Mental Health Center Wins Good Government Award
County partnership with area health systems on emergency mental health care gets award.
A partnership of Milwaukee County and area health systems is being honored by a good government organization for their work on the new Mental Health Emergency Center, 1525 N. 12th St.
The project is being recognized at the annual Salute to Local Government Awards held by the Wisconsin Policy Forum as one of the best public-private partnerships of the year.
The $12 million, 12,000-square-foot facility was first announced in late 2020. As the policy forum noted, the center is a major milestone in a redesign of the county’s mental health system. The county Department of Health and Human Services has been building out a decentralized system for responding to and treating mental health crises.
Opening the MHEC allowed the county to move out of the Mental Health Complex on Watertown Plank Road in Wauwatosa, built in 1978, and into a decentralized network of clinics and care centers. The goal is to make it easier for people to access mental health care, and to get them in touch with services, even crisis services, earlier on. A major criticism of the county’s mental health system has been that people in crisis often don’t get the help they need until police are called to respond to an incident.
Kevin Kluesner, MHEC administrator, told Urban Milwaukee in September that when there isn’t a health care facility devoted to psychiatric crisis, people are often seeking treatment through the emergency department at their nearest hospital, which often doesn’t have a psychiatrist on staff. The MHEC has two psychiatrists in the facility providing 24/7 service.
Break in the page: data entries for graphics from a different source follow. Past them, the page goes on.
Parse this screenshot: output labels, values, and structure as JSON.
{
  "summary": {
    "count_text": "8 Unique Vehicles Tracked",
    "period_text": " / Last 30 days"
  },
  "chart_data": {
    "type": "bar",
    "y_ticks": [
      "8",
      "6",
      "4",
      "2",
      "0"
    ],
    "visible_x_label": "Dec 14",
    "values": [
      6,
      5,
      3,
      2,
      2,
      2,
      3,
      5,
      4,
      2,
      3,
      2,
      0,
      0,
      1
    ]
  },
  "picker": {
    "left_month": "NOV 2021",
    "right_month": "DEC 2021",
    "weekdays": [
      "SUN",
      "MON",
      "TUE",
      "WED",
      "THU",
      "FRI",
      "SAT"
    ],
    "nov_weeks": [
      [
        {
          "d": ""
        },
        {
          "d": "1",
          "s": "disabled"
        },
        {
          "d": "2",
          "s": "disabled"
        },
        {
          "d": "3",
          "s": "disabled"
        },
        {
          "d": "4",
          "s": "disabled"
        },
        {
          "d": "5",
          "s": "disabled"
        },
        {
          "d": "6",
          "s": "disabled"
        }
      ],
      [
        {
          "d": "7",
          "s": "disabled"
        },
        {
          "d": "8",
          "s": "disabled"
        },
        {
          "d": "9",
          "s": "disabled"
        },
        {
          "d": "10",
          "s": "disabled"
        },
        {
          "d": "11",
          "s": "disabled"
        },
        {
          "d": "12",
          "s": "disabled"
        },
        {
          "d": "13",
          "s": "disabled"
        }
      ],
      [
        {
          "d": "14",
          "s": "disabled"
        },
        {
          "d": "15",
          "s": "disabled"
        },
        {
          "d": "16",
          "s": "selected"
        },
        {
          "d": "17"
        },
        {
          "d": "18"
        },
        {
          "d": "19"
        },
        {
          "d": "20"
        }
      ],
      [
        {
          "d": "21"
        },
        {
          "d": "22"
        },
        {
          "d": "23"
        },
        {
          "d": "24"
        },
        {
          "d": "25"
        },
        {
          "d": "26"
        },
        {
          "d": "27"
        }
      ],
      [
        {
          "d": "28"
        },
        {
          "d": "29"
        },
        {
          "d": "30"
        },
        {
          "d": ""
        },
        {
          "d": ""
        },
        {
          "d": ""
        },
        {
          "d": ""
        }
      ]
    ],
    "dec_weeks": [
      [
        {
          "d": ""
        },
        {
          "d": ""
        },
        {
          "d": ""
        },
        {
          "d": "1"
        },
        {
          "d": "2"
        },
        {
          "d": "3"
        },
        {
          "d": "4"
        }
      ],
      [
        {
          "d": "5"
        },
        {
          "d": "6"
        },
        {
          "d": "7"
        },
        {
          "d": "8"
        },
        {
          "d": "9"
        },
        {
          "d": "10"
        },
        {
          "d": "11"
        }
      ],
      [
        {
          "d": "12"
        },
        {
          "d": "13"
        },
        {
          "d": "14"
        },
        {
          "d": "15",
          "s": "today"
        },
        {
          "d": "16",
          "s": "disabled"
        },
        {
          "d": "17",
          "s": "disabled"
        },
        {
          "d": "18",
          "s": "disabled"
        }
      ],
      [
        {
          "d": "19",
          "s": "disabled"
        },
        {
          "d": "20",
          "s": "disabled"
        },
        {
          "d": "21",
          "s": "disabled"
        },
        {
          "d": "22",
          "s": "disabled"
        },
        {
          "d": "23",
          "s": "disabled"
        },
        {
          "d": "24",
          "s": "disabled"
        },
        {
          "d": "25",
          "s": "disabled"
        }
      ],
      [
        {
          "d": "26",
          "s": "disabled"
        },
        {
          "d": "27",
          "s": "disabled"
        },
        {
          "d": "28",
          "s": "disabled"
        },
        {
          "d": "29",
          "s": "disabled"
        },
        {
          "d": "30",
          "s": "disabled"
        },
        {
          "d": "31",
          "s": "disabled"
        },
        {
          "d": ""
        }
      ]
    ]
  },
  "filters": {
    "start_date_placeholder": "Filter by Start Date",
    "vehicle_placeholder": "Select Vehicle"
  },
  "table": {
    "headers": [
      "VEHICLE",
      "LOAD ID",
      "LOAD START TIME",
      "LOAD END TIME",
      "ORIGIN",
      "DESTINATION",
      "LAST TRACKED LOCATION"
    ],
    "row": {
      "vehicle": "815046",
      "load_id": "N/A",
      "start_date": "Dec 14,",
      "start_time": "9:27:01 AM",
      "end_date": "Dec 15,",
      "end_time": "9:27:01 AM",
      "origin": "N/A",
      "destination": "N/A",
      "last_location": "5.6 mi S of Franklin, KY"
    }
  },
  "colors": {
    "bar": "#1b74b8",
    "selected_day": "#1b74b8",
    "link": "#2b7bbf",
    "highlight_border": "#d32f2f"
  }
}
Zoo Official Wins Award for Excellence
In another award by the forum, Vera Westphal, a long-time civil servant for Milwaukee County, is being honored with the Norman G. Gill Award for Individual Excellence.
Westphal has worked in county government for more than four decades, according to the policy forum, with the last 17 at the Milwaukee County Zoo. Currently she is the deputy director of the zoo and served as interim-director while the county worked to fill the position, eventually hiring Amos Morris.
“Her accomplishments include creating and leading the zoo’s Green Committee to boost its sustainability and conservation practices, helping create new revenue for the zoo through its Wild Connections program, helping to improve zoo concessions and retail operations by outsourcing them, and leading the effort to secure federal funds to keep the zoo operating during the height of the COVID-19 pandemic,” the forum said.